Имя женщины с этого острова, до которого я так долго добирался, перешел вброд два маленьких пролива (а через последний, более глубокий, меня перенесла на холодной спине волна) — Родогуна Ру. Я помню это совершенно точно. И для того чтобы ее ни с кем не спутали, ведь так могли зваться и другие — старухи, оборванные девчонки в двух-трех лачугах, смотрящих окнами на материк, я сделаю ее владычицей соляного острова. Царица Родогуна… Как повеяло Востоком от нескольких слогов! Словно бледный полумесяц над рассыпавшимся в прах глиняным городом, некогда посвященным Иштар, этот титул, данный мною в шутку, окутывает сиянием легенды одинокую девушку и ее жестокую повесть. Я рад тому, что не было, нет и не будет между ней, Родогуной в страшном кровавом ореоле, и мною — тем, кто валяется теперь как собака на этих прогнивших мешках, — ничего даже отдаленно напоминающего предмет вольных шуток наших славных французов, одним словом, ничего эротического. Я благодарен за это богам Средиземноморья и всем богам иудейского и греко-латинского мира, а также, разумеется, божествам Аравии и еще Сардинии, такой же неприступной, как высокогорья Центральной Азии.

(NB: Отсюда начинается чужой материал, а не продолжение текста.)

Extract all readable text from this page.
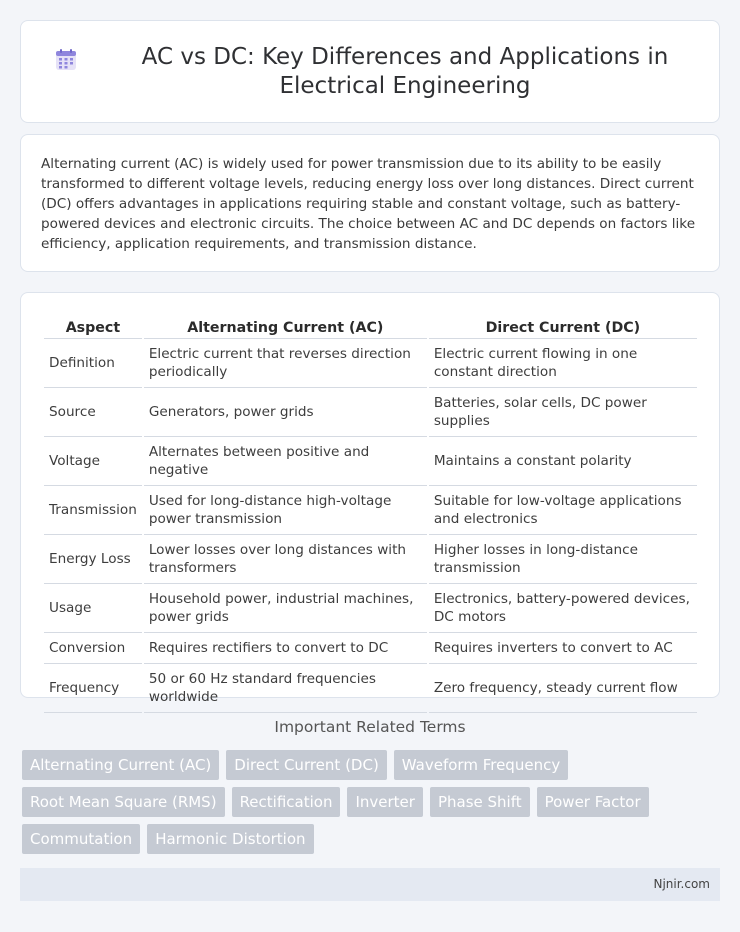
AC vs DC: Key Differences and Applications in Electrical Engineering

Alternating current (AC) is widely used for power transmission due to its ability to be easily transformed to different voltage levels, reducing energy loss over long distances. Direct current (DC) offers advantages in applications requiring stable and constant voltage, such as battery-powered devices and electronic circuits. The choice between AC and DC depends on factors like efficiency, application requirements, and transmission distance.

Aspect	Alternating Current (AC)	Direct Current (DC)
Definition	Electric current that reverses direction periodically	Electric current flowing in one constant direction
Source	Generators, power grids	Batteries, solar cells, DC power supplies
Voltage	Alternates between positive and negative	Maintains a constant polarity
Transmission	Used for long-distance high-voltage power transmission	Suitable for low-voltage applications and electronics
Energy Loss	Lower losses over long distances with transformers	Higher losses in long-distance transmission
Usage	Household power, industrial machines, power grids	Electronics, battery-powered devices, DC motors
Conversion	Requires rectifiers to convert to DC	Requires inverters to convert to AC
Frequency	50 or 60 Hz standard frequencies worldwide	Zero frequency, steady current flow
Important Related Terms
Alternating Current (AC)	Direct Current (DC)	Waveform Frequency
Root Mean Square (RMS)	Rectification	Inverter	Phase Shift	Power Factor
Commutation	Harmonic Distortion
Njnir.com
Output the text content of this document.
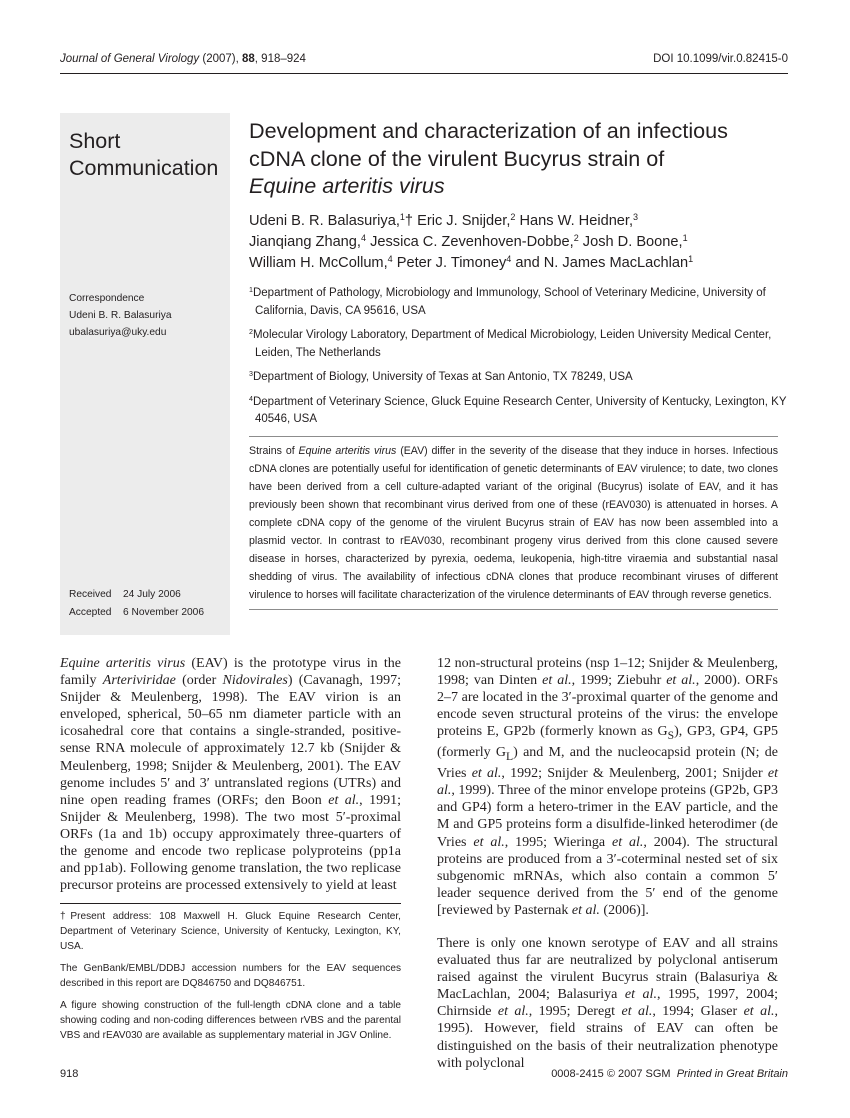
Journal of General Virology (2007), 88, 918–924	DOI 10.1099/vir.0.82415-0
Short
Communication
Correspondence
Udeni B. R. Balasuriya
ubalasuriya@uky.edu
Received 24 July 2006
Accepted 6 November 2006
Development and characterization of an infectious cDNA clone of the virulent Bucyrus strain of
Equine arteritis virus
Udeni B. R. Balasuriya,$^1$† Eric J. Snijder,$^2$ Hans W. Heidner,$^3$
Jianqiang Zhang,$^4$ Jessica C. Zevenhoven-Dobbe,$^2$ Josh D. Boone,$^1$
William H. McCollum,$^4$ Peter J. Timoney$^4$ and N. James MacLachlan$^1$
$^1$Department of Pathology, Microbiology and Immunology, School of Veterinary Medicine, University of California, Davis, CA 95616, USA
$^2$Molecular Virology Laboratory, Department of Medical Microbiology, Leiden University Medical Center, Leiden, The Netherlands
$^3$Department of Biology, University of Texas at San Antonio, TX 78249, USA
$^4$Department of Veterinary Science, Gluck Equine Research Center, University of Kentucky, Lexington, KY 40546, USA
Strains of Equine arteritis virus (EAV) differ in the severity of the disease that they induce in horses. Infectious cDNA clones are potentially useful for identification of genetic determinants of EAV virulence; to date, two clones have been derived from a cell culture-adapted variant of the original (Bucyrus) isolate of EAV, and it has previously been shown that recombinant virus derived from one of these (rEAV030) is attenuated in horses. A complete cDNA copy of the genome of the virulent Bucyrus strain of EAV has now been assembled into a plasmid vector. In contrast to rEAV030, recombinant progeny virus derived from this clone caused severe disease in horses, characterized by pyrexia, oedema, leukopenia, high-titre viraemia and substantial nasal shedding of virus. The availability of infectious cDNA clones that produce recombinant viruses of different virulence to horses will facilitate characterization of the virulence determinants of EAV through reverse genetics.

Equine arteritis virus (EAV) is the prototype virus in the family Arteriviridae (order Nidovirales) (Cavanagh, 1997; Snijder & Meulenberg, 1998). The EAV virion is an enveloped, spherical, 50–65 nm diameter particle with an icosahedral core that contains a single-stranded, positive-sense RNA molecule of approximately 12.7 kb (Snijder & Meulenberg, 1998; Snijder & Meulenberg, 2001). The EAV genome includes 5′ and 3′ untranslated regions (UTRs) and nine open reading frames (ORFs; den Boon et al., 1991; Snijder & Meulenberg, 1998). The two most 5′-proximal ORFs (1a and 1b) occupy approximately three-quarters of the genome and encode two replicase polyproteins (pp1a and pp1ab). Following genome translation, the two replicase precursor proteins are processed extensively to yield at least

†Present address: 108 Maxwell H. Gluck Equine Research Center, Department of Veterinary Science, University of Kentucky, Lexington, KY, USA.

The GenBank/EMBL/DDBJ accession numbers for the EAV sequences described in this report are DQ846750 and DQ846751.

A figure showing construction of the full-length cDNA clone and a table showing coding and non-coding differences between rVBS and the parental VBS and rEAV030 are available as supplementary material in JGV Online.

12 non-structural proteins (nsp 1–12; Snijder & Meulenberg, 1998; van Dinten et al., 1999; Ziebuhr et al., 2000). ORFs 2–7 are located in the 3′-proximal quarter of the genome and encode seven structural proteins of the virus: the envelope proteins E, GP2b (formerly known as $G_S$), GP3, GP4, GP5 (formerly $G_L$) and M, and the nucleocapsid protein (N; de Vries et al., 1992; Snijder & Meulenberg, 2001; Snijder et al., 1999). Three of the minor envelope proteins (GP2b, GP3 and GP4) form a hetero-trimer in the EAV particle, and the M and GP5 proteins form a disulfide-linked heterodimer (de Vries et al., 1995; Wieringa et al., 2004). The structural proteins are produced from a 3′-coterminal nested set of six subgenomic mRNAs, which also contain a common 5′ leader sequence derived from the 5′ end of the genome [reviewed by Pasternak et al. (2006)].

There is only one known serotype of EAV and all strains evaluated thus far are neutralized by polyclonal antiserum raised against the virulent Bucyrus strain (Balasuriya & MacLachlan, 2004; Balasuriya et al., 1995, 1997, 2004; Chirnside et al., 1995; Deregt et al., 1994; Glaser et al., 1995). However, field strains of EAV can often be distinguished on the basis of their neutralization phenotype with polyclonal

918	0008-2415 © 2007 SGM Printed in Great Britain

«Жестокая повесть», сказал я, как будто можно и в самом деле узнать чью-то историю, кроме своей собственной. Желторотым дураком был я тогда, и навсегда останусь таким (но из какого мерзкого гнезда выпавшим?). И что толкает меня, Валентина Сорга, почти оборванца, полуголодного и совершенно трезвого, повисшего между сном и грезами и лишенного общества, если не считать больших назойливых мух, соперничать с романистами, профессиональными лжецами, у которых ни в одном слове, от первого до последнего, нет и крупицы достоверности. Картинки — вот и все, что я хочу припомнить, прочего в точности не передать, а полумрак располагает скорее созерцать, чем баюкать себя выдумками. К тому же, должен признаться, я пребываю и, несомненно, останусь в полном неведении хода событий, первоначального плана или истоков этой кровавой драмы, застрявшей в моем сознании светящимися осколками витража, поскольку мадемуазель Родогуна, единственная, кому это известно, — самая неразговорчивая, замкнутая и отбивающая охоту любопытствовать из всех женщин, которых я знал в своей бродячей жизни.
В первый раз я увидел Родогуну Ру несколько лет назад. Для полноты картины надо знать, каким сам я был в то время, и тогда встает другой вопрос: каким я стал теперь? Но среди разнородных обломков, составляющих всю обстановку моего соляного склада, не найдешь даже осколка зеркала, как ни ищи, и тем лучше: в нем я увидел бы лишь еще один жалкий завалящий обломок. Что касается внутренней жизни этого малого, то, пока это в моей власти, я позволю ему пребывать лишь в трех состояниях: усталости, опьянения или мечтательности. Довольно об этом. Будем благоразумны, вернемся к прошлому.